Modality-Specific Guardrails

Input

Modality Process Maturity
Text Direct validation Established
Image OCR → text rules; image classifiers Emerging
Audio STT → text rules; audio classifiers Emerging
Video Frame + audio extraction → above Conceptual

Cross-modal: Dedicated analyser for attacks spanning modalities. Research stage.

Output

Modality Process Maturity
Text Standard guardrails Established
Generated image Content + synthetic detection Emerging
Generated audio Synthetic + content detection Emerging

Open Questions

  • Cost/latency of parallel modality pipelines?
  • Cross-modal attack patterns at scale?
  • Should HIGH/CRITICAL avoid generative output?

2. Unified Multimodal Judge

Multi-Mode Judge Architecture

A Judge seeing only text when the interaction included images evaluates incomplete information.

Options

Approach Trade-off
Single multimodal Judge Complete view; expensive
Modality-specific Judges Specialised; may miss cross-modal
Tiered (fast triage → specialist) Efficient; complex

Extended Criteria

Criterion Question
Cross-modal consistency Does image match text claims?
Generated content policy Is synthetic media appropriate?
Manipulation indicators Adversarial patterns across modalities?

3. Reasoning Evaluation

When models think before answering, evaluating only the answer misses whether thinking was sound.

Dependency

Requires model to expose reasoning. If hidden, this control is unavailable.

Proposed Reasoning Mode

Criterion Question
Goal alignment Did reasoning pursue stated objective?
Constraint adherence Did reasoning respect limitations?
Concerning exploration Did reasoning explore problematic paths?

Application

Tier Approach
LOW/MEDIUM Optional
HIGH Attempt if available
CRITICAL Required if available; question model choice if not

Open Questions

  • Can a Judge reliably evaluate complex reasoning?
  • Does surface reasoning reflect actual computation?
  • What capability does the Judge need?

4. State Governance

State Governance

Long context and memory create attack surfaces that accumulate over time.

Controls

Control Purpose
State logging Checkpoint context/memory at intervals
State validation Scan for anomalies
State expiration Maximum lifetime; periodic flush
State rollback Restore known-good state
RAG scanning Validate retrieved content before inclusion

Longitudinal Judge Mode

Criterion Question
Drift Has state diverged from baseline?
Accumulation Suspicious content building up?
Consistency Does state match logged changes?

Open Questions

  • What does malicious state accumulation look like?
  • How to establish "normal" baselines?
  • Right balance between capability and state restriction?

5. Streaming Controls

Streaming Controls

Output reaches users before validation completes.
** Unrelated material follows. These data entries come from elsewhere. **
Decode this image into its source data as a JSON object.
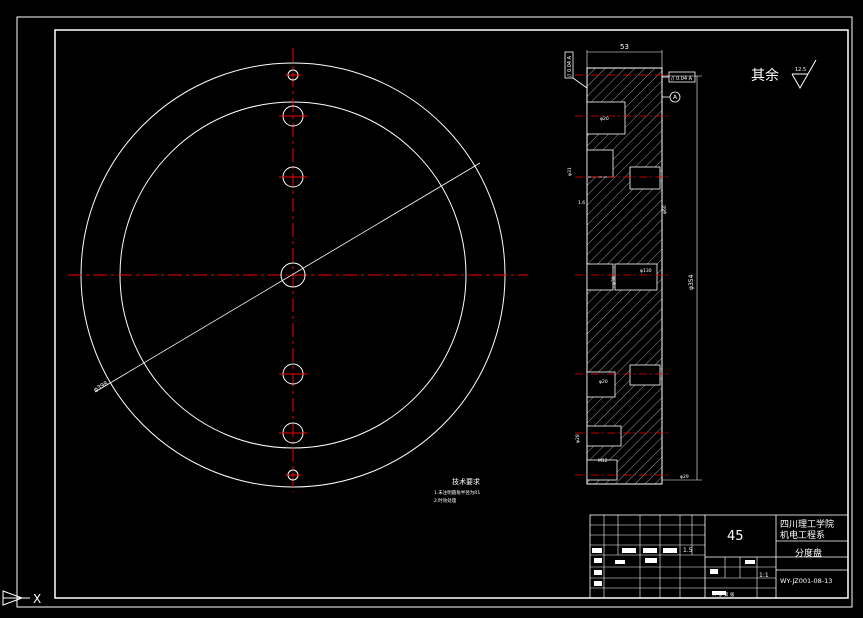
{
  "drawing": {
    "roughness_label": "其余",
    "roughness_value": "12.5",
    "dim_top_width": "53",
    "dim_dia_outer": "φ398",
    "dim_height_total": "φ354",
    "tolerance_frame_1": "// 0.04 A",
    "tolerance_frame_2": "// 0.04 A",
    "datum_label": "A",
    "dim_label_1": "φ20",
    "dim_label_2": "φ31",
    "dim_label_3": "φ60",
    "dim_label_4": "φ30",
    "dim_label_5": "φ130",
    "dim_label_6": "1.6",
    "dim_label_7": "φ20",
    "dim_label_8": "φ28",
    "dim_label_9": "M12",
    "dim_label_10": "φ29"
  },
  "notes": {
    "title": "技术要求",
    "line_1": "1.未注明圆角半径为R1",
    "line_2": "2.时效处理"
  },
  "title_block": {
    "material": "45",
    "school": "四川理工学院",
    "department": "机电工程系",
    "part_name": "分度盘",
    "drawing_no": "WY-JZ001-08-13",
    "scale": "1:1",
    "weight_label": "共 张 第 张",
    "mass": "1.5"
  },
  "axis_indicator": {
    "x_label": "X"
  }
}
No good solution exists.

Options

Approach Trade-off
Buffer completely Full coverage; defeats streaming
Validate chunks Fast; misses cross-chunk patterns
Stream freely No latency; post-hoc only
Monitor + interrupt Probabilistic; imperfect

Proposed: Parallel Monitor

See the Streaming Controls diagram for the full pattern: token streams to user while monitor evaluates in parallel. If confidence drops below threshold, interrupt with "Let me rephrase..."

Acceptance

Streaming means accepting imperfect prevention. Design for fast detection and response.


6. Multi-Agent Controls

Agent-to-agent messages are injection vectors. System behaviour emerges unpredictably.

Agent Boundary Validation

Treat inter-agent messages as untrusted: Agent A → Guardrails → Agent B

Control Purpose
Agent identity Verify message source
Message validation Input guardrails on inter-agent
Scope enforcement Can A request this from B?
Delegation limits Maximum chain depth

System-Level Controls

Control Purpose
End-to-end tracing Track request through all agents
System circuit breakers Halt all on anomaly
Outcome validation Final output matches original intent

System Judge Mode

Criterion Question
Coordination Did agents coordinate as designed?
Attribution Can outcome trace to origin?
Emergent behaviour Unexpected system patterns?

Open Questions

  • Performance impact of per-boundary validation?
  • How to detect emergent behaviour we haven't imagined?
  • Accountability in peer-to-peer systems?

Maturity Summary

Extension Status
Modality-specific guardrails Emerging (tools exist)
Cross-modal analysis Research
Multimodal Judge Conceptual (feasible)
Reasoning evaluation Conceptual (model-dependent)
State governance Conceptual
Streaming controls Conceptual
Multi-agent controls Conceptual

Guidance

Start with what you need:

If deploying... Start with...
Multimodal Image/audio extraction + text rules
Reasoning models Reasoning logging
Long context State checkpointing + expiration
Streaming Post-hoc evaluation; accept gaps
Multi-agent Boundary validation; system logging

Experiment posture: 1. Shadow mode first 2. Measure accuracy, latency, cost 3. Compare to baseline 4. Iterate 5. Share learnings

When controls fail: Fall back to tighter constraints, narrower scope, more human oversight.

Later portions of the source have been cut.